During the late ‘thirties, and for a decade after the war, Terence Rattigan was one of the darlings of London theatregoers. He demonstrated with great but unobtrusive skill the virtues of the well-made play, whether comedy or near tragedy. His happy situation and status were knocked off their pillar from 1956 onwards by John Osborne’s Look Back in Anger and the critical welcome extended to the ‘kitchen sink’ group of playwrights consisting of Osborne and others who followed, more or less, in his footsteps.
Rattigan was a Harrow and Oxford man and his plays reflected the concerns and difficulties, in general, of people like himself. His was a privileged and intellectual background, and this is reflected in his plays.
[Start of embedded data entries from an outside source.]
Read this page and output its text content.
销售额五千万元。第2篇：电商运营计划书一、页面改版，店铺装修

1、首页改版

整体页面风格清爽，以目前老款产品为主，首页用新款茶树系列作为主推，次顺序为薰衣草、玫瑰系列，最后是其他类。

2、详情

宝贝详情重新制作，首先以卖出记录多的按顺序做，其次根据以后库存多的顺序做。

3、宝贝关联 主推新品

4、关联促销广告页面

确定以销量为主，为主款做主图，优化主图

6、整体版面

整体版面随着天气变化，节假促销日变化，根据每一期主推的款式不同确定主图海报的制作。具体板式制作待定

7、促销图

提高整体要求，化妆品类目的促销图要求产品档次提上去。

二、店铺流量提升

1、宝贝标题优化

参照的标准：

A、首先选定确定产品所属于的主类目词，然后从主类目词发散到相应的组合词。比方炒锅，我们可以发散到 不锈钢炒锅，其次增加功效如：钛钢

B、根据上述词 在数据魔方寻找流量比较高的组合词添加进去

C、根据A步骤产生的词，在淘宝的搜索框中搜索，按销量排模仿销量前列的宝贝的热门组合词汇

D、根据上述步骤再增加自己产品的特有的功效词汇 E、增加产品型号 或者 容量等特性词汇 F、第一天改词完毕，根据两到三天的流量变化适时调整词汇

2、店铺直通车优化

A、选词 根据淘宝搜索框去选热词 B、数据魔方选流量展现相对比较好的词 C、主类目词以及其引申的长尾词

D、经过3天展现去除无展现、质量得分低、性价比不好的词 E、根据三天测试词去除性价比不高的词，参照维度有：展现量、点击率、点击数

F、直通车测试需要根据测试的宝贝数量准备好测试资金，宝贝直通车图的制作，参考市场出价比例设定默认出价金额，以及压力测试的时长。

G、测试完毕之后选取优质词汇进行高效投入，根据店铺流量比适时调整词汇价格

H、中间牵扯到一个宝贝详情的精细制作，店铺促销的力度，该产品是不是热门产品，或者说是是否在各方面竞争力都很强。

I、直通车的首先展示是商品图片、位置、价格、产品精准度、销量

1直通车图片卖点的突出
French without Tears was a huge success in 1936 and will, I expect, a huge success at the Orange Tree, although present day audiences will probably see the characters on show from a rather different standpoint than the theatre goers of the prewar years.
We are in what appears to be a singularly ineffectual language school in a small town on the channel coast of France. The English students there, all male, are supposedly learning French in order to further their careers in ‘the diplomatic’ and other callings which require at least a smattering of that international language. They are by no means devoted scholars and such French as they utter has a totally English accent. Their vocabularies are miniscule and their syntax non-existent. They want to get into ‘the diplomatic’, or similar cushy jobs, purely for a salary and status, both of them apparently achievable without much work. Some of the scenes which were played in a mixture of English and lumpenly incompetent French, got some of the loudest laughs of the evening.
The young French females, who are either teaching them or attending to their domestic needs, mostly rather fancy the idea of marriage to an Englishman. However, one of them, Diana (Genevieve Gaunt) is, quite simply, an absolute man-eater.
This play is best described as a situation comedy. It is virtually plotless. Its segments all touch in a glancing fashion on the battle of the sexes and nothing very much is resolved as it moves along or at its conclusion.
This is not to say that it is without interest but the interest it has is one that Rattigan was obliged by the attitudes of the times to keep largely disguised.
The women look either towards marriage or towards an exciting but impermanent affaire. The male characters, however, are, in ways kept generally subdued, misogynistic, keener on a booze-up than a sex romp.
This element in the play reflects Rattigan’s own homosexuality. The hands-off treatment the issue is given reflects the fact that homosexual activity was in the thirties and for a good while afterwards a criminal offence.
Thus, French without Tears reflects an interesting moment of approaching change in English social history. It is written and structured with sufficient skill to keep an audience listening and laughing and I think will become yet more successful in this respect as the run progresses and these young actors learn from audience responses how to exploit each element for greatest effect.
At present, the largest impression is made by Genevieve Gaunt’s man-eating Diana. Sarah Winter, as the relatively and engagingly innocent Jacqueline, in a quieter, more hesitant way, provides a powerful and on occasion very touching element of sincerity.
David Whitworth, playing Monsieur Maingot, the dapper but slightly bumbling owner of the school lends memorable charm to his brief appearances
I cannot imagine Orange Tree audiences finding this play anything other than very amusingly watchable. I suspect, however, that it little of the detail of the evening will stay very long in their memories.